The aisuit shows my CPU runs about 4.2 in average(different frequency on 4 cores) after the bios reset, but I am still worried about its reliability.
what would be the best way to do for Asus Z87 pro?
As I say to everyone overclocking, take it slowly. Overclocking takes time. I spent a solid 12 hours working on my pc over the course of 2 weeks. Eventually you will learn how your CPU works and functions according to different settings. It is like meeting someone new. You don't really know who they are until you have spent some time with them, so take your time.
There are lots of ways people OC their CPUs. One way is to apply a medium level voltage and lesser OC (multiplier) to find thermal limits, test the temps, then see how far your multiplier and base clock will go.
The other way is to push both up slowly at the same time. This is what I did at first.
My other method of OCing is to push the multiplier as far as I can on auto voltages. Then, once I find the limit (either temps or vcore too high for my liking), I will fine tune the voltages manually. This I found was more successful, as I easily found the best vcore for my OC.
There are tonnes of guides to check out, so read up! You might find info in one that isn't in the other which could help you out.
There are also things to look out for.

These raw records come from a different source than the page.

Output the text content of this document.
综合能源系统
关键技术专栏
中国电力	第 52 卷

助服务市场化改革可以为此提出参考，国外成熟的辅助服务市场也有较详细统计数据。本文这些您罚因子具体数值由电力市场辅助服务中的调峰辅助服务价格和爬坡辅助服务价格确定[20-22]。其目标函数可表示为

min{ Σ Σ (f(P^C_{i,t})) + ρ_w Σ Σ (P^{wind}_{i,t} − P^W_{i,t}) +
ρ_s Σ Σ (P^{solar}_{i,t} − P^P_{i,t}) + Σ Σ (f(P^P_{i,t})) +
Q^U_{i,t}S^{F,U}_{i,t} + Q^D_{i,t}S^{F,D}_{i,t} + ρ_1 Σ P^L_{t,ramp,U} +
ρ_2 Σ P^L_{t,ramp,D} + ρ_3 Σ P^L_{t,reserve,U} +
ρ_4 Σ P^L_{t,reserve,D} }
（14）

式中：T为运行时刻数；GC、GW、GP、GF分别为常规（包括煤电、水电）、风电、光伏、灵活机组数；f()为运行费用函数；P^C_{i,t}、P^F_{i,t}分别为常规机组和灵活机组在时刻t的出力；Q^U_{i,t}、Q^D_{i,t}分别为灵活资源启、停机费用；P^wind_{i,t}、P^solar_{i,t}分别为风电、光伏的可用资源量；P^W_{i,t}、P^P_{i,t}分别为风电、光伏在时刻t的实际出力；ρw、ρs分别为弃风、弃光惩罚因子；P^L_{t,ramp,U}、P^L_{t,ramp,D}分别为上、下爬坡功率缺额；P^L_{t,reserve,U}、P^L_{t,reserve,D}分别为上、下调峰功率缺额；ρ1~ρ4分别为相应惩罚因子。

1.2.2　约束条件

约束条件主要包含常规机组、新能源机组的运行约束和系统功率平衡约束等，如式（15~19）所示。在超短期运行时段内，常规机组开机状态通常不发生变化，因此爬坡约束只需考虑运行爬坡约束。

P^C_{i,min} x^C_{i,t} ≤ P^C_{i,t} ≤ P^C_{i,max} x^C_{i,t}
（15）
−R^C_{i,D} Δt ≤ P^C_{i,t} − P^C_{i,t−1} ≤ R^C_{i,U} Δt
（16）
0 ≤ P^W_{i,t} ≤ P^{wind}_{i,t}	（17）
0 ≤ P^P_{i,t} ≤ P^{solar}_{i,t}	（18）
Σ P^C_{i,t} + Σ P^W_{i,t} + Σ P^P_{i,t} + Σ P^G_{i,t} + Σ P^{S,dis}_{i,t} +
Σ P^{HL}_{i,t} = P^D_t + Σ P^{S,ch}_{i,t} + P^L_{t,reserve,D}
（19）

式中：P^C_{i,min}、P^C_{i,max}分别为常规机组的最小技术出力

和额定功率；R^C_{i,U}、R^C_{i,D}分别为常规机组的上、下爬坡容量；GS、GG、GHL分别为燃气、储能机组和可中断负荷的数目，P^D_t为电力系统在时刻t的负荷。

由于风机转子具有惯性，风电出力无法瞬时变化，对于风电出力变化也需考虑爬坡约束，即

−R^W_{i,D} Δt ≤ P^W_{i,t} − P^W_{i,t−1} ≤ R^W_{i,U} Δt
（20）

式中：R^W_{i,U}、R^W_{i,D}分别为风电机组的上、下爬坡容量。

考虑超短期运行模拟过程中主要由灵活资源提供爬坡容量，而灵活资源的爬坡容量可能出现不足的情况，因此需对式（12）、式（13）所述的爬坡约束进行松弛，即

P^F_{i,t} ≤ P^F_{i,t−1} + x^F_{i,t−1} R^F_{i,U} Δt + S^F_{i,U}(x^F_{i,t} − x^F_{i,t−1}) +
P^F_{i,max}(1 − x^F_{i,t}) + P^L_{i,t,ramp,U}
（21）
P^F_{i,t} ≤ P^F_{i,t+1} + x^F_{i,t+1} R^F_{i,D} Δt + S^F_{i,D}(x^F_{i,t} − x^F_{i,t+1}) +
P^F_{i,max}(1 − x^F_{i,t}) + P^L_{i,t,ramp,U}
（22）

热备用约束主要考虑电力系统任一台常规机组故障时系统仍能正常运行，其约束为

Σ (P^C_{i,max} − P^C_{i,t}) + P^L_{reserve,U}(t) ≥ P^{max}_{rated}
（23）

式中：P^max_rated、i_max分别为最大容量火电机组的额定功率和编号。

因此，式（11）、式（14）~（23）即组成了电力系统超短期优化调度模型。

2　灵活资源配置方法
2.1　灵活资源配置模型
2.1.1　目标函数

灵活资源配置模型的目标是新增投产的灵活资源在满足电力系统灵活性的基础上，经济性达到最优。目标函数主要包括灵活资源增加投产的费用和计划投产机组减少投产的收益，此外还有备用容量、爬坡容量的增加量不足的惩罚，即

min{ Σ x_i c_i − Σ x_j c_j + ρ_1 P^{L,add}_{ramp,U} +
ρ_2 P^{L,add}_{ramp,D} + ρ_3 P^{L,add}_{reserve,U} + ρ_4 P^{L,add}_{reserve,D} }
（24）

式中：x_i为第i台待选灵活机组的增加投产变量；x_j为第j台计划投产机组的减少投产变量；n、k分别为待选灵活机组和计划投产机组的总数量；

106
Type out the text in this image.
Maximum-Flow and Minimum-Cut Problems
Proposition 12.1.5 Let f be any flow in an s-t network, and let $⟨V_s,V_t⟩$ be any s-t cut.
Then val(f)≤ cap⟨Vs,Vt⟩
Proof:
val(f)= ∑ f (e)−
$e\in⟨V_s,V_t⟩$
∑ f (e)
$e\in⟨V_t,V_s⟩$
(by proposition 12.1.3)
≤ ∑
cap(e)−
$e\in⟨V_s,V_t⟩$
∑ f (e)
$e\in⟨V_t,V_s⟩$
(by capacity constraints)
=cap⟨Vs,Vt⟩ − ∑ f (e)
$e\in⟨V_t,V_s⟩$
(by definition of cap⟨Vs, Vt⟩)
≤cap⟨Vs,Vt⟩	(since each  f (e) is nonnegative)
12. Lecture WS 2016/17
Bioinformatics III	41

You may encounter what is called a voltage wall. The is a strange block in which your CPU frequency will not be stable past a certain point, unless applying a large voltage increase. This can be frustating for some, as it causes heat issues. My CPUs voltage wall is at 1.32V on my 3570K.
Also, you may be able to test a setting and be stable, but the actual performance is lower than what you would expect. This is due to the CPU making error corrections. This is caused by a too little voltage to run perfectly, but not enough to be 100% accurate. (Or something like that, I'm not entirely sure.)
Before I finish, basic things to remember:
-Take it slow.
-Record your changes on paper.
-Set yourself a low goal to begin with. Then aim higher when your more confident and understand your system and settings better.
-Ask for more help if needed.
-Check other peoples results to see what your CPU could be capable of and what to expect.
-Read up on others experiences to see how they went about OCing.